A saída de Levy se deu pelo fato de Bolsonaro ter criticado sua indicação de Marcos Barbosa Pinto para a diretoria de Mercado de Capitais do banco. O escolhido trabalhou no BNDES durante a gestão do governo do PT e foi um auxiliar na criação do ProUni, principal bandeira de Lula na educação.

No sábado, o presidente deu uma entrevista dizendo estar “por aqui” com Levy e afirmou que se ele não demitisse Barbosa, seria demitido. “O governo tem que ser assim.
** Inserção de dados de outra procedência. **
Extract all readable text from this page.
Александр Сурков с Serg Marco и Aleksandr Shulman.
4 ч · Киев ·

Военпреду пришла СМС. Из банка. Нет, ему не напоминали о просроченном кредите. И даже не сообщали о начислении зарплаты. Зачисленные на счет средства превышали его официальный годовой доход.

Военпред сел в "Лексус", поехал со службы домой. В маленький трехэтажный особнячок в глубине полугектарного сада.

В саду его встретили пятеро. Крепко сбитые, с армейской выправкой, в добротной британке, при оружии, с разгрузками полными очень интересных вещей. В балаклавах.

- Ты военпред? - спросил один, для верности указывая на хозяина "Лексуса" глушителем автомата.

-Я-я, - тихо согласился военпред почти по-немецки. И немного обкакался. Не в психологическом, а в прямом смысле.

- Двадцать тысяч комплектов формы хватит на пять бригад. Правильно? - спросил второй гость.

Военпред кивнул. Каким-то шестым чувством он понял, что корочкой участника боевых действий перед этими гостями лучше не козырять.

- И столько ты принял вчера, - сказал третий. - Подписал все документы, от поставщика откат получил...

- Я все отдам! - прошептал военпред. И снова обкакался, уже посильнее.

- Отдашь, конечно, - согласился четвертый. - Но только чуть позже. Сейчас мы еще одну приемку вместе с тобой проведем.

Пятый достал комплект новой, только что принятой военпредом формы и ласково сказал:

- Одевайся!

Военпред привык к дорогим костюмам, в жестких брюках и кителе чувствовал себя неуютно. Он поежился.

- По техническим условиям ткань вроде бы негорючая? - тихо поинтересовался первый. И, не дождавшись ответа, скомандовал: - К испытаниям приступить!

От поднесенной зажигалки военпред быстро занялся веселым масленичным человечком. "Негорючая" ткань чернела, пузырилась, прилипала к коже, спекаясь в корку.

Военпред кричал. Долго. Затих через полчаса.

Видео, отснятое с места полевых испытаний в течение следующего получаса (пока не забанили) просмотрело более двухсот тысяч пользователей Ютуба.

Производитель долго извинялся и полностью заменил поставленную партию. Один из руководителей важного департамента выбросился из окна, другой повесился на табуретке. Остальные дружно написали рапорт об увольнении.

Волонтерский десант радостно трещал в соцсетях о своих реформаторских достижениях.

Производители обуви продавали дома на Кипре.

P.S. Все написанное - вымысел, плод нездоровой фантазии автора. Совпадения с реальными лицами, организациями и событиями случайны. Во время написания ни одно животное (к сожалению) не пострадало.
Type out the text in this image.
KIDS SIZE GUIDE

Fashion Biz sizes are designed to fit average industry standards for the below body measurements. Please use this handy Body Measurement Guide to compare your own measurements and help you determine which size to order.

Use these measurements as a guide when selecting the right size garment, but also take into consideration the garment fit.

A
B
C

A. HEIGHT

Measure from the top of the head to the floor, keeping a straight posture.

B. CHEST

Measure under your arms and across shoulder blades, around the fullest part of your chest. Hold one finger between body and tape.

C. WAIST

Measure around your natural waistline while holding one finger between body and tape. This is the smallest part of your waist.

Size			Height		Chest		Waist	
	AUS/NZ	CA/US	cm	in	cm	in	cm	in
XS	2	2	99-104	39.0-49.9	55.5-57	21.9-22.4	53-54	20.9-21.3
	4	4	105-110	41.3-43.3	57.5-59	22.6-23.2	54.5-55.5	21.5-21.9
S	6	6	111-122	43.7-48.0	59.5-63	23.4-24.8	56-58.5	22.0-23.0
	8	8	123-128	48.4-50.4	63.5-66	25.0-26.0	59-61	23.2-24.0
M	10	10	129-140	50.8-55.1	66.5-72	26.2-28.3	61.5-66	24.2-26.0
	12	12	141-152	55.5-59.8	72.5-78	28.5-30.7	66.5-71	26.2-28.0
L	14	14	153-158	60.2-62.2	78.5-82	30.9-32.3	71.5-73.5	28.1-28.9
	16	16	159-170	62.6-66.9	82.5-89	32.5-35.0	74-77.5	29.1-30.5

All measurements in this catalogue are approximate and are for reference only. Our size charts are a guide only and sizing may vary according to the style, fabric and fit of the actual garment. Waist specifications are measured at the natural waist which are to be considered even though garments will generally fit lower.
Quando coloca gente suspeita em cargos importantes, e essa pessoa não for leal aquilo que havia sido combinado e aquilo que ele sabe ao meu respeito, ele está com a cabeça à prêmio já faz um tempo”, disse Bolsonaro

Desde que Paulo Guedes indicou Levy para a presidência do BNDES, Bolsonaro havia sido contra. Isso porque o economista, formado na mesma universidade que Guedes, foi o ministro da economia do segundo governo Dilma. Ao aceitar a indicação, o presidente, na época ainda no governo em transição, disse acreditar em seu  “posto Ipiranga”.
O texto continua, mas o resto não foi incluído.